Si ricorderà l’alluvione di Ischia di qualche mese fa, che ha tra l’altro reso nota l’esistenza di 6 mila pratiche di condono edilizio su una popolazione di 13 mila abitanti, come a dire che sull’isola non c’è quasi alcuna costruzione in regola.
Eppure si persevera in condotte scriteriate, come se il pericolo fosse un’eventualità possibile ma non probabile. Salvo poi a diventare una triste attualità e a dimostrare le mancanze solo quando ci si trova di fronte alle emergenze.
Per tornare all’attualità e, dunque, al caso Emilia Romagna, il rapporto ISPRA (Istituto Superiore per la Protezione e la Ricerca Ambientale) sul Consumo di suolo, dinamiche territoriali e servizi ecosistemici del 2022 ha rivelato che questa regione è stata la terza più cementificata tra il 2020 e il 2021: 658 ettari cementificati in un solo anno, pari al 10,4% di tutto il consumo di suolo nazionale.
Ora, è noto che un suolo cementificato, bitumato o comunque occluso impedisce l’assorbimento dell’acqua che, dunque, scivola sulla superficie scorrendo violentemente di oltre cinque volte rispetto a quanto farebbe su un suolo ‘libero’, che invece tende a smaltirla, assorbendola o ricaricando le falde.
L’Emilia, in virtù dell’eccessiva edificazione è arrivata ad avere una superficie ‘impermeabile’ dell’8,9%, laddove la media nazionale è del 7,1%; ed è allora un’ovvia conseguenza che, in caso di precipitazioni tanto abbondanti e legate ad esondazioni (che, a loro volta, sono spesso dovute alla ‘rettifica’ dei corsi d’acqua, operata con la cementificazione dei loro letti), l’acqua si accumula sul suolo in enorme quantità e con altrettanta energia, con le evidenti conseguenze di questi giorni in termini di danni e vittime.

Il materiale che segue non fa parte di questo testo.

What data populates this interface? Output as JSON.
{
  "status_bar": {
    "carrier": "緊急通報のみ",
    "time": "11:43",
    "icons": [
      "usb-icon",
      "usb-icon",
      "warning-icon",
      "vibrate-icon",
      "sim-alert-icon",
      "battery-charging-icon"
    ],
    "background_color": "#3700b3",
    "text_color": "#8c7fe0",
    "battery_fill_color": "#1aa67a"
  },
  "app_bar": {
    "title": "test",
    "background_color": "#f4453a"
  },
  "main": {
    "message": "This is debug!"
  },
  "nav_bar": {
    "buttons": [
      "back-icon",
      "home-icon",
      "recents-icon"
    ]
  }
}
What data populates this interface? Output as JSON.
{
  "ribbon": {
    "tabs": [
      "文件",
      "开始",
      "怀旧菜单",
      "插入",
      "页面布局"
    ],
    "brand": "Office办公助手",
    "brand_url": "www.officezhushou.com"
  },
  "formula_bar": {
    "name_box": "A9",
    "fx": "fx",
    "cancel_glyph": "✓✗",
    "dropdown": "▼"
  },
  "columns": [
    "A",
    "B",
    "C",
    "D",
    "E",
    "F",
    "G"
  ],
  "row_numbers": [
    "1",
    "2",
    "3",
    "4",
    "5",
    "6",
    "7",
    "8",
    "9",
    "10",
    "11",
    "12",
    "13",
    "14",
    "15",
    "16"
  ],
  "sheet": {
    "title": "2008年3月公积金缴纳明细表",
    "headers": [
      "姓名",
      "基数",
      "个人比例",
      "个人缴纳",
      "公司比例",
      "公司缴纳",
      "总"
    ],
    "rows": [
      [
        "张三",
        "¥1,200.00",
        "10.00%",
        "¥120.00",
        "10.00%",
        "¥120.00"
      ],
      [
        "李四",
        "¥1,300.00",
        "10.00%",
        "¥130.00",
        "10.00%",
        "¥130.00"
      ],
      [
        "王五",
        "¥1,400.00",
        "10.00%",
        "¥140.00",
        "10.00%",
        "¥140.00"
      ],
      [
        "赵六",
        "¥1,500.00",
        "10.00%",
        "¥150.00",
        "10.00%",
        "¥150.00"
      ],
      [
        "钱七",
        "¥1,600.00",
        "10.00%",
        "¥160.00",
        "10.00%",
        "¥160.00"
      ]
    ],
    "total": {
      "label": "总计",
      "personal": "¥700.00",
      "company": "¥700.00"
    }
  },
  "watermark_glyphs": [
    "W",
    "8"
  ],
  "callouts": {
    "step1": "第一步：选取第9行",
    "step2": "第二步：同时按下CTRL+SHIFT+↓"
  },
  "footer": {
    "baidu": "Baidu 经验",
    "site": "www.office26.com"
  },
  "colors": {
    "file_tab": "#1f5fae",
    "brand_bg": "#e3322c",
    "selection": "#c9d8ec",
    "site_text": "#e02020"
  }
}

Sempre l’ISPRA ha anche segnalato che tra il 1990 e il 2022 sono stati stanziati 9,5 miliardi di euro per fronteggiare il dissesto idrogeologico: quanti ne siano stati utilmente impiegati, quanti sprecati o rimasti congelati lo dimostrano evidentemente i fatti. E lo stesso probabilmente accadrà per i fondi europei del PNRR (2,5 miliardi di euro destinati specificamente a interventi contro il dissesto idrogeologico) se non li si impegnerà con progetti validi e realizzabili.
D’altro canto, l’Italia è ad oggi l’unico Paese europeo che ancora non ha presentato il proprio “piano nazionale di adattamento ai cambiamenti climatici” pur continuando a sostenere costi elevatissimi per fronteggiare emergenze che - come nel caso dell’Emilia (e innegabilmente) – sono innegabilmente legate anche a quei cambiamenti.
Con tutta la solidarietà ed il rispetto per una popolazione che sta vivendo un autentico dramma e lavora con ogni mezzo per risollevarsi, è chiaro che finché non sarà acquisita una reale consapevolezza dei danni che la condotta umana continua a provocare, ogni conseguenza sarà latte versato su cui sarà inutile piangere lacrime di coccodrillo.